Mylène Farmer : Il est diabolique. (Rires.)
Laurent Delahousse
:
Réellement diabolique. Un mot, un dernier mot. Du
cinéma. On en avait parlé la dernière
fois où on s'était rencontrés et
également sur ce plateau. C'est un projet que vous avez
toujours en tête
Mylène Farmer : Toujours en tête.
Laurent Delahousse
: Qui aboutira dans les mois qui viennent ?
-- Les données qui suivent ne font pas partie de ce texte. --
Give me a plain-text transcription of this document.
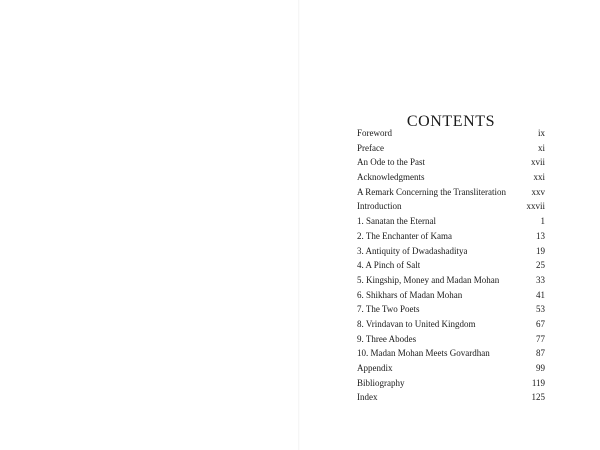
CONTENTS
Foreword	ix
Preface	xi
An Ode to the Past	xvii
Acknowledgments	xxi
A Remark Concerning the Transliteration	xxv
Introduction	xxvii
1. Sanatan the Eternal	1
2. The Enchanter of Kama	13
3. Antiquity of Dwadashaditya	19
4. A Pinch of Salt	25
5. Kingship, Money and Madan Mohan	33
6. Shikhars of Madan Mohan	41
7. The Two Poets	53
8. Vrindavan to United Kingdom	67
9. Three Abodes	77
10. Madan Mohan Meets Govardhan	87
Appendix	99
Bibliography	119
Index	125
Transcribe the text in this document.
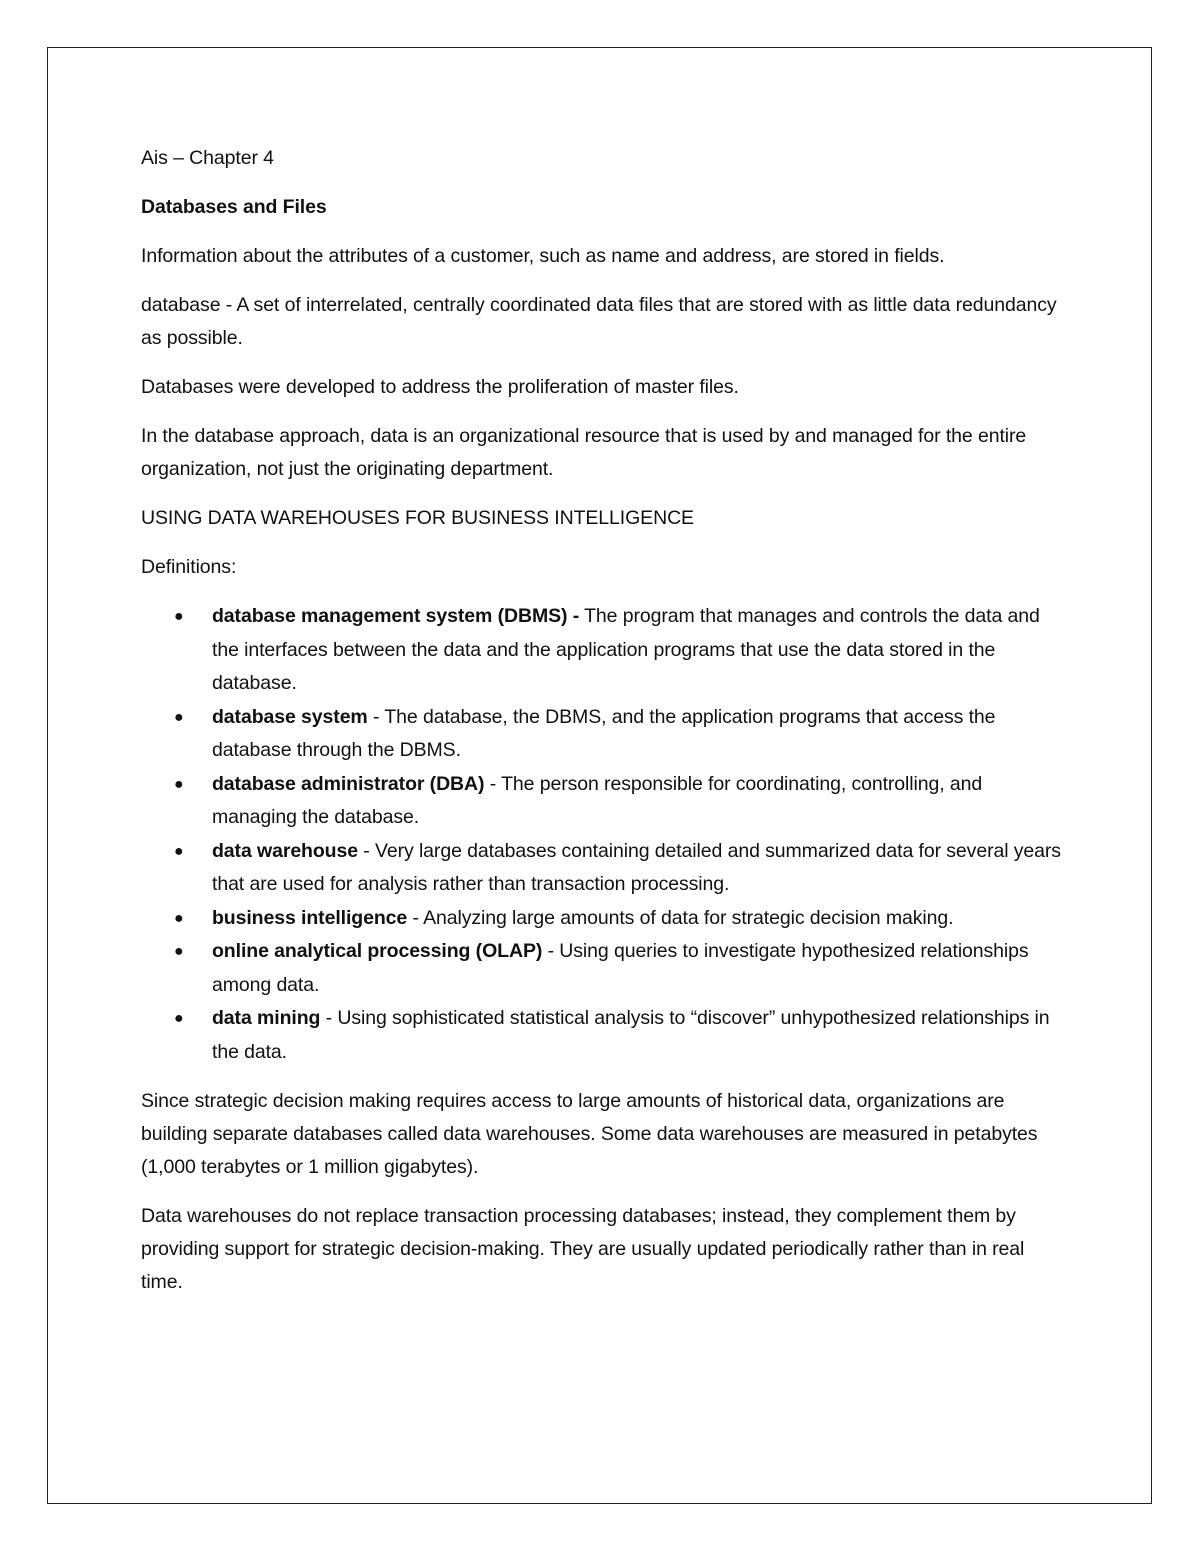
Ais – Chapter 4

Databases and Files

Information about the attributes of a customer, such as name and address, are stored in fields.

database - A set of interrelated, centrally coordinated data files that are stored with as little data redundancy as possible.

Databases were developed to address the proliferation of master files.

In the database approach, data is an organizational resource that is used by and managed for the entire organization, not just the originating department.

USING DATA WAREHOUSES FOR BUSINESS INTELLIGENCE

Definitions:

● database management system (DBMS) - The program that manages and controls the data and the interfaces between the data and the application programs that use the data stored in the database.
● database system - The database, the DBMS, and the application programs that access the database through the DBMS.
● database administrator (DBA) - The person responsible for coordinating, controlling, and managing the database.
● data warehouse - Very large databases containing detailed and summarized data for several years that are used for analysis rather than transaction processing.
● business intelligence - Analyzing large amounts of data for strategic decision making.
● online analytical processing (OLAP) - Using queries to investigate hypothesized relationships among data.
● data mining - Using sophisticated statistical analysis to “discover” unhypothesized relationships in the data.

Since strategic decision making requires access to large amounts of historical data, organizations are building separate databases called data warehouses. Some data warehouses are measured in petabytes (1,000 terabytes or 1 million gigabytes).

Data warehouses do not replace transaction processing databases; instead, they complement them by providing support for strategic decision-making. They are usually updated periodically rather than in real time.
Mylène Farmer : Je le souhaite. Maintenant, on sait que le
cinéma c'est quelque chose qui est long. Il faut
être patient, il faut être confiant. En tout cas,
c'est un joli projet, je le pense toujours.
Laurent Delahousse
: Merci beaucoup. C'est toujours très agréable de
vous avoir sur ce plateau.
Mylène Farmer : Merci à vous.
Laurent Delahousse
: Merci beaucoup Mylène Farmer d'être venue ce
soir. Ça s'appelle Bleu
Noir et c'est déjà en tête
des ventes. On vous reverra en concert bientôt ?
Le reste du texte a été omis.